Est-il possible de devenir locavore à 100 % ? Il faudrait pour cela que tout ce que l’on consomme soit produit, cultivé, élevé, transformé à moins de 160 km du lieu de consommation. Pas évident. En respectant au kilomètre près cette consigne, il faudra tirer un trait sur de nombreux produits qui entrent dans les repères alimentaires évidents : café, thé, épices exotiques… pour ne citer que ces denrées que l’on consomme partout et souvent quotidiennement.
Il est donc difficile d’adopter un régime à 100 % locavore sans renoncer à ces produits. Mais la réadaptation de son régime alimentaire à la localité et aux saisons apportera de nombreux bienfaits à votre organisme. Alors, comment devient-on locavore en hiver ?
C’est mon défi du mois.
Une volonté de mieux se nourrir et d’éviter les circuits de l’industrie agro-alimentaire
Le but de ce concept est de permettre une alimentation plus saine, en dehors des circuits de l’industrie agro-alimentaire pour revenir vers la paysannerie, et réaffirmer un lien plus direct entre producteur et consommateur.

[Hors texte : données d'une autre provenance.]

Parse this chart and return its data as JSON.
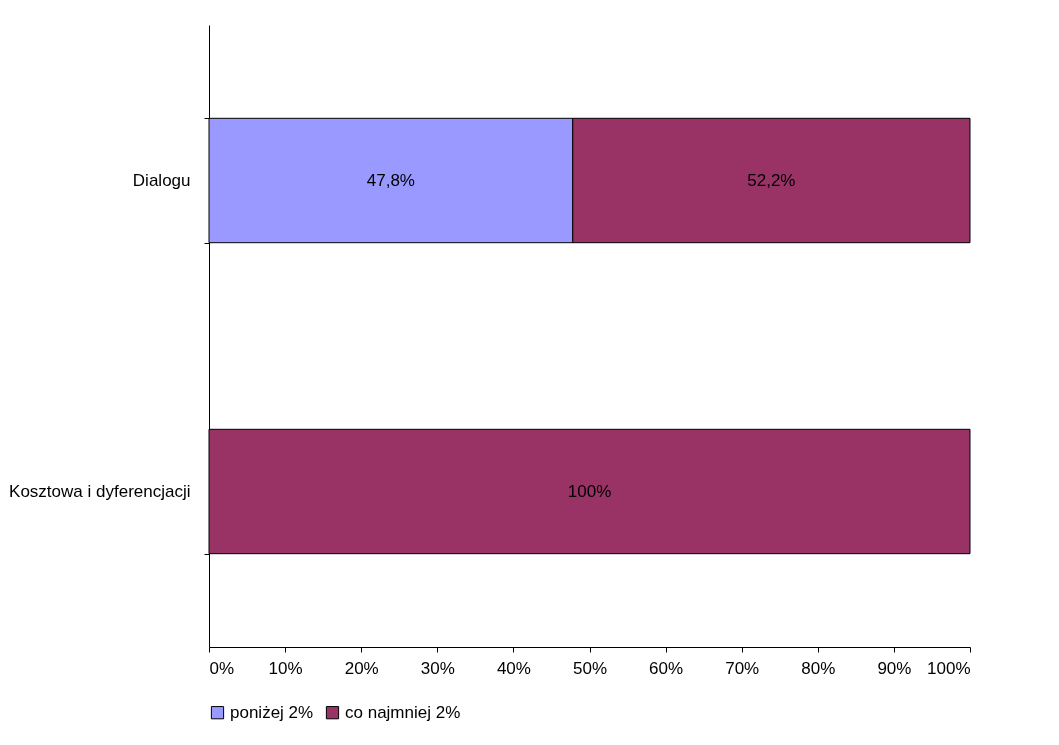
{
  "chart_data": {
    "type": "bar",
    "orientation": "horizontal",
    "stacked": true,
    "categories": [
      "Dialogu",
      "Kosztowa i dyferencjacji"
    ],
    "series": [
      {
        "name": "poniżej 2%",
        "color": "#9999ff",
        "values": [
          47.8,
          null
        ],
        "value_labels": [
          "47,8%",
          null
        ]
      },
      {
        "name": "co najmniej 2%",
        "color": "#993366",
        "values": [
          52.2,
          100
        ],
        "value_labels": [
          "52,2%",
          "100%"
        ]
      }
    ],
    "xlim": [
      0,
      100
    ],
    "xticks": [
      {
        "value": 0,
        "label": "0%"
      },
      {
        "value": 10,
        "label": "10%"
      },
      {
        "value": 20,
        "label": "20%"
      },
      {
        "value": 30,
        "label": "30%"
      },
      {
        "value": 40,
        "label": "40%"
      },
      {
        "value": 50,
        "label": "50%"
      },
      {
        "value": 60,
        "label": "60%"
      },
      {
        "value": 70,
        "label": "70%"
      },
      {
        "value": 80,
        "label": "80%"
      },
      {
        "value": 90,
        "label": "90%"
      },
      {
        "value": 100,
        "label": "100%"
      }
    ],
    "grid": false,
    "legend": "bottom"
  }
}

Les fruits de saison ne sont pas les tomates en France à l’automne ! Pour la salade tentez le mélange panais/carottes râpées.
Car si l’on pense souvent qu’être locavore est interdépendant de la notion de « manger bio », la réalité est plus complexe. Si la philosophie locavore remporte un succès croissant, c’est surtout durant le printemps et l’été qu’elle occupe les esprits. En automne ou en hiver, les produits de saison attirent moins les consommateurs, qui se rabattent souvent sur les fruits et légumes importés (et colorés).
Faire confiance à la nature, vivre au rythme et au menu des saisons
Le fait de devenir locavore, même si l’on ne se restreint pas au 160 km de périphérie de consommation, signifie prendre conscience de trois choses.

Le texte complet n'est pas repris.